The ultimate anti dogmatism. Views are to be understood as like a raft used to cross the ocean of existence but to be cast away as the useless things they are once having reached the other side. They have a purpose but are not an end in themselves. The Buddhist rejects all views as perfunctory.
This contention also necessarily implies that the criticism of views is not itself a view. The criticism of all views is the heart of the Madhyamika approach and the basis of its philosophy. It is recognised and understood that philosophical debate is inescapably circular by its very nature but nevertheless remains purposeful. As TS Elliot commented:
We shall not cease from exploration and the end of all our exploring will be to arrive where we began but to know the place for the first time.

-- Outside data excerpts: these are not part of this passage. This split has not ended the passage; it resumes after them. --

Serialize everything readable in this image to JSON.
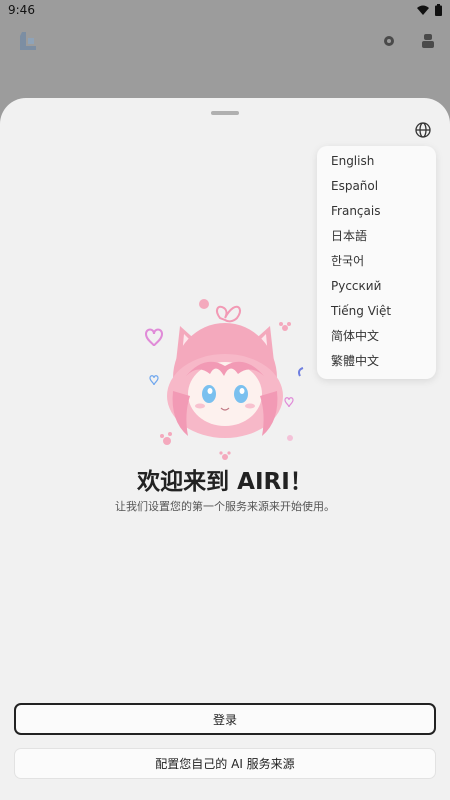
{
  "status_bar": {
    "time": "9:46",
    "icons": [
      "wifi-icon",
      "battery-icon"
    ]
  },
  "app_bar": {
    "logo": "app-logo-icon",
    "actions": [
      "gear-icon",
      "more-icon"
    ]
  },
  "language_menu": {
    "trigger_icon": "globe-icon",
    "items": [
      {
        "label": "English"
      },
      {
        "label": "Español"
      },
      {
        "label": "Français"
      },
      {
        "label": "日本語"
      },
      {
        "label": "한국어"
      },
      {
        "label": "Русский"
      },
      {
        "label": "Tiếng Việt"
      },
      {
        "label": "简体中文"
      },
      {
        "label": "繁體中文"
      }
    ]
  },
  "welcome": {
    "title": "欢迎来到 AIRI！",
    "subtitle": "让我们设置您的第一个服务来源来开始使用。"
  },
  "buttons": {
    "login": "登录",
    "config": "配置您自己的 AI 服务来源"
  },
  "colors": {
    "overlay": "#9c9c9c",
    "sheet": "#f1f1f1",
    "mascot_pink": "#f4a9bd",
    "text_dark": "#222222"
  }
}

Reason and its dialectical mode is functional for everyday subject/object analysis but reality is a priori not subject to anything because it is not objective, it simply is. Subject and object are one. Whatever reality is it is not subject to analysis by any means reliant on reason to reveal it. The Buddhist masters were fully aware that language soon fails to provide a meaningful means of exploration. The purpose is to lead the pupil to discover and manifest direct intuitive understanding. Intuition of the absolute is the absolute.
The master would enter the room of initiates take his position at the head of the class. Hours would pass without a word spoken. The master would finally exit the room turning to the class and uttering ’’Now do you understand’’.
The Excluded Middle is not the result of synthesis as an expression of the resolution of the dialectical approach. It is not a resolution it is a transcendence of the level of the dilemma and contradiction inherent within reasons function. The recognition of the inherent conflict in reason itself is the first step to its transcendence.
I like your description of one minute seeing materialism and the next transcendentalism. Perhaps the momentary glimpse of the transcendent is what is required to give meaning to the material.